First, be honest. Just be honest. Treat others the way you want to be treated. That’s the way I feel about it. I don’t care who you are. If a person’s down, don’t keep kicking them down. Help them get up. I believe in helping people that needed to be helped. I remember when my daddy run a grocery store. I’ve seen my mama stand up and fix boxes of food to take to people that didn’t have anything to eat. That’s the truth. I see a lot of sadness in the world, and I hate to see these young people. Some of them, the way they’re into this drug situation, It’s so bad. I pray for them every night. I do.
Life-changing/significant moment in your life, or something that you’ll always remember?
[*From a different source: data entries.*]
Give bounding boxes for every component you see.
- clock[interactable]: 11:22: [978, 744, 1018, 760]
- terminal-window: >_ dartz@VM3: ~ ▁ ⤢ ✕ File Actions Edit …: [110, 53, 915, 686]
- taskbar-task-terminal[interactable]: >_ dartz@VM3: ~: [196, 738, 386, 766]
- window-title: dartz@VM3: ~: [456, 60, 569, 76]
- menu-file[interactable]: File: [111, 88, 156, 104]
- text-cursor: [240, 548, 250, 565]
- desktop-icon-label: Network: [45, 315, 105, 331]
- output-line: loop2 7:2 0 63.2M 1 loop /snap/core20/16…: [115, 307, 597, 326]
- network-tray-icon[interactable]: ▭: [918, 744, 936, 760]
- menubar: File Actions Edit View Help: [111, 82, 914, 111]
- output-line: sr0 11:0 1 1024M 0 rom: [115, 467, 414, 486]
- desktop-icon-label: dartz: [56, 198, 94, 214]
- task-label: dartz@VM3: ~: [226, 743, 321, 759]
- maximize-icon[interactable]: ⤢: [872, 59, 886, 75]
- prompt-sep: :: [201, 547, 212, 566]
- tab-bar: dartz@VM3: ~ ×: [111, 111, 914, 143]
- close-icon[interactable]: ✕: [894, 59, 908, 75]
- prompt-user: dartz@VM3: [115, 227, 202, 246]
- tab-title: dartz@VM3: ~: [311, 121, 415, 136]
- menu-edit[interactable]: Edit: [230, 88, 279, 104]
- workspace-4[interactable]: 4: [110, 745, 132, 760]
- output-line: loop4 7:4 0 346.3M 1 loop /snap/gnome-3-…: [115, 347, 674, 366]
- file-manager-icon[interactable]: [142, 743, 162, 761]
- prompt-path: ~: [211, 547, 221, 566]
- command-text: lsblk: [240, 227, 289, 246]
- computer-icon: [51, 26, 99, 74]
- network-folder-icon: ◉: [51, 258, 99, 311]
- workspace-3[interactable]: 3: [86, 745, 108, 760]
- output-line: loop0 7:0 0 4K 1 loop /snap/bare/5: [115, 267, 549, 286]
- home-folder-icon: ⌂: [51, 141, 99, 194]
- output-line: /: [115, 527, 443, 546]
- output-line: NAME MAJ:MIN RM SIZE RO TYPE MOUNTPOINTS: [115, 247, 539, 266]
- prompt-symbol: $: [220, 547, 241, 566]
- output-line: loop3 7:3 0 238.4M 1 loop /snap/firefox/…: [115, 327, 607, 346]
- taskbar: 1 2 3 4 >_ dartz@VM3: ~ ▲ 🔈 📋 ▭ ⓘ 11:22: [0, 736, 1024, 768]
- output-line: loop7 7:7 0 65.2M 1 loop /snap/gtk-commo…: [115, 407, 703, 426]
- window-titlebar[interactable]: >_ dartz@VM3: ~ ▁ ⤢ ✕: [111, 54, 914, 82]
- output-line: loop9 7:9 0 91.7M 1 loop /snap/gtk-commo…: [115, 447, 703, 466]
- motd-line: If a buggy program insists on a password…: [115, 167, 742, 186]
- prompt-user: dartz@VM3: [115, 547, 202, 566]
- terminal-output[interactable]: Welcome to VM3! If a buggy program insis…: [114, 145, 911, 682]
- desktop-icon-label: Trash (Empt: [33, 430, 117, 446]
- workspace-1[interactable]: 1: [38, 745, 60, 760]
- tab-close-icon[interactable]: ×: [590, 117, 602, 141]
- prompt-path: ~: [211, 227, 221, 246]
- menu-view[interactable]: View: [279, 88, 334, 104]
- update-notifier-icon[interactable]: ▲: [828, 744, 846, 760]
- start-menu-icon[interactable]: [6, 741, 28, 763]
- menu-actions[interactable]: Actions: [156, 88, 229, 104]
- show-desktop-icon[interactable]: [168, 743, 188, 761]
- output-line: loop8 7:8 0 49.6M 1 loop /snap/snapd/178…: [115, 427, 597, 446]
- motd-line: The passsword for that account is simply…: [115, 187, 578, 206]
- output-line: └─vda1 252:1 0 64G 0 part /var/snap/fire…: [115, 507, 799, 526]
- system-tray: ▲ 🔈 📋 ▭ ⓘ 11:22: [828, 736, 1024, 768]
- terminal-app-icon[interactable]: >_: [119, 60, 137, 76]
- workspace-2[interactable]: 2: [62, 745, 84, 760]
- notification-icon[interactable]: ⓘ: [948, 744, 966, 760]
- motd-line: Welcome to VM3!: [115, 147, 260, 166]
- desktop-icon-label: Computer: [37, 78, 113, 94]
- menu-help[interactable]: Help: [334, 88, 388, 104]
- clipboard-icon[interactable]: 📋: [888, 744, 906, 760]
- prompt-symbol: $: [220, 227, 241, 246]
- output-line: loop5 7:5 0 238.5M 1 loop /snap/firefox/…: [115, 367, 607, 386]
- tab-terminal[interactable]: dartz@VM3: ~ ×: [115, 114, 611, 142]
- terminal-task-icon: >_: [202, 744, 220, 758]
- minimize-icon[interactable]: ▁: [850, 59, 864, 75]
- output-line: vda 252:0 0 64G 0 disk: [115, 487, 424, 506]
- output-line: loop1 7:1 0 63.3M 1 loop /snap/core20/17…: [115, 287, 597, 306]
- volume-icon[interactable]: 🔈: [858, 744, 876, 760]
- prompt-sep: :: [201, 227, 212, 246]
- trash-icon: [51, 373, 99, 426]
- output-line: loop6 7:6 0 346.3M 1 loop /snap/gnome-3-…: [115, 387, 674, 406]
Well, I’ll always remember growing up in a good family. My mother was a Roberts, and I’ve got a lot of friends. I feel like I do. I had a good, honest mother and father, and we were always treated right. I was not raised up in an alcoholic family. My father didn’t even smoke, and I never did as a teenager. When I would go out to a ball games or on a date or whatever, I never did take a drink of alcohol or smoke a cigarette. I smoked one cigarette. I’ve got a friend down the street. When my father was running the grocery store, she said “Geraldine, go down there and by us a pack of cigarettes. Tell Mr. Morgan that I want it for my daddy.” So, we went upstairs and locked the door and we smoked one cigarette, and I was scared to go back home. My mama always said “I don’t care where you go and what you do. Always keep your dress down and be a lady because if you don’t, somebody’s going to find out if you are not.” I never did want to do wrong things. I never did in my life. That’s the truth. God in heaven knows that. I always put God first. Every morning when I get out of the bed, I say, “I thank you God for last night, for this morning and I do.” When my husband dies, I had never spent a night alone because when I was married I told him: My mother was 43 when I was born, and all the others was grown and married and away, and I told him I said, “Well, if you marry me you’re going to marry my family because I’m not going to leave my mama and daddy.” And, I didn’t. I stayed here with them until they died. My daddy had cancer, and my mother had a stroke. I’ve had a good life. I don’t regret any of it. I just wish I was younger.
What are your hobbies/what do you do in your free time?
Oh, I like to go. I like to go places. I like to be with people. Every Sunday, after church I’m with this little group. My friends, usually between 12 and 14 of us, we go over to the Dairy Queen after church and eat breakfast and we had the best time yesterday. We really did. We joke and laugh. Nobody gets ma with each other. Then, the second Saturday in every month, we go out together and we fish and shrimp and each one of us take turns being the hostess of the dessert, and we have a good time. I don’t get to travel anymore since I got my little dog. He’s a rescue dog, and I can’t leave him. I get lonesome sometimes, but it’s quite natural when you live by yourself. I have had a couple of male friends that I went off and ate with, and enjoyed that company. But, sometimes you don’t see eye to eye with people and you let that go on down the line.